By MARY POLETTI
Herald-Whig Staff Writer
ST. LOUIS, Mo. -- A federal jury in St. Louis on Thursday ruled against Heartland Christian Academy in a lawsuit alleging that its constitutional rights were violated when the state of Missouri raided its rural Northeast Missouri compound in 2001 and seized 115 students.
Reached by phone, the school's founder, Pastor Charles Sharpe, said his organization will not appeal the decision and added that, as a balm of sorts, 15 former students will split nearly half a million dollars in an out-of-court settlement.
The jury rejected claims that the evangelical Christian boarding school was the target of a harassment campaign from the state and denied the lawsuit's request for financial compensation. The 14-year-old school is part of Sharpe's Heartland Ministries compound in rural northern Shelby, southern Knox and southwestern Lewis counties.

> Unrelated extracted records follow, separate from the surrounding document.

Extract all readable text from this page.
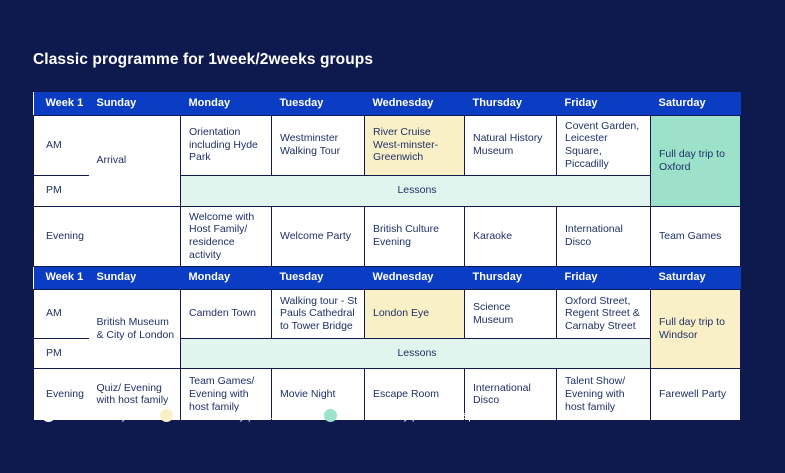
Classic programme for 1week/2weeks groups
Week 1	Sunday	Monday	Tuesday	Wednesday	Thursday	Friday	Saturday
AM	Arrival	Orientation including Hyde Park	Westminster Walking Tour	River Cruise West-minster-Greenwich	Natural History Museum	Covent Garden, Leicester Square, Piccadilly	Full day trip to Oxford
PM		Lessons					
Evening		Welcome with Host Family/ residence activity	Welcome Party	British Culture Evening	Karaoke	International Disco	Team Games
Week 1	Sunday	Monday	Tuesday	Wednesday	Thursday	Friday	Saturday
AM	British Museum & City of London	Camden Town	Walking tour - St Pauls Cathedral to Tower Bridge	London Eye	Science Museum	Oxford Street, Regent Street & Carnaby Street	Full day trip to Windsor
PM		Lessons					
Evening	Quiz/ Evening with host family	Team Games/ Evening with host family	Movie Night	Escape Room	International Disco	Talent Show/ Evening with host family	Farewell Party
Local activity	Excursion by private coach	Excursion by public transport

The state's October 2001 raid, which removed all but five of Heartland's students, followed a state investigation of child abuse claims after it was discovered that the school punished its traditionally at-risk students by paddling them and forcing them to stand hip-deep in manure. Five employees were charged in connection with that alleged abuse, but all were acquitted or had the charges dropped.
Students were allowed to return a few days after the raid, but Heartland contends that parents were threatened with criminal charges and custody suits if they returned their children to Heartland, and that this explains why 32 students never returned after the raid.
Heartland and some families subsequently sued, with a federal judge barring further such removals in 2004. The plaintiffs in this suit included Heartland, two former students and the father of another former student, who made some 40 claims in what was ultimately a three-week trial with a day and a half of jury deliberations.
Fifteen students settled out of court with the state for a total of $450,000, Sharpe said. That check has yet to be issued.
Heartland has remained open and now enrolls about 225 students, many still there to deal with behavioral and substance abuse problems. Sharpe said the school now has a "wonderful" relationship with the state. It also enjoys a smooth relationship with local officials, said Lewis County Sheriff David Parrish, who said he testified in the St. Louis trial Monday but declined to comment further.
Nanci Gonder of the Missouri Attorney General's Office said in a statement that the state's top litigators were glad the St. Louis jury had absolved them of any blame in the Heartland case.
"We are pleased the jury determined, after hearing all of the evidence in this case, that the individual defendants and the state of Missouri are not liable or responsible for the payment of the monies sought by the plaintiffs in the Heartland Academy suit," Gonder said. "We congratulate our trial team, who worked many months to prepare the defense of this case in order to assure that the jury had before it all the relevant facts with which to make their decision."
Sharpe said Heartland Ministries, which has been in court a dozen times, most likely will not appeal this, its first loss.
"I'm really not blaming the jury. It was an extremely difficult case," Sharpe said. "We lost. What else you gonna say? ... And we're probably not going to do anything more about it. ... We want to get it behind us and go on down the road and do our thing."
This story contains information from an Associated Press report.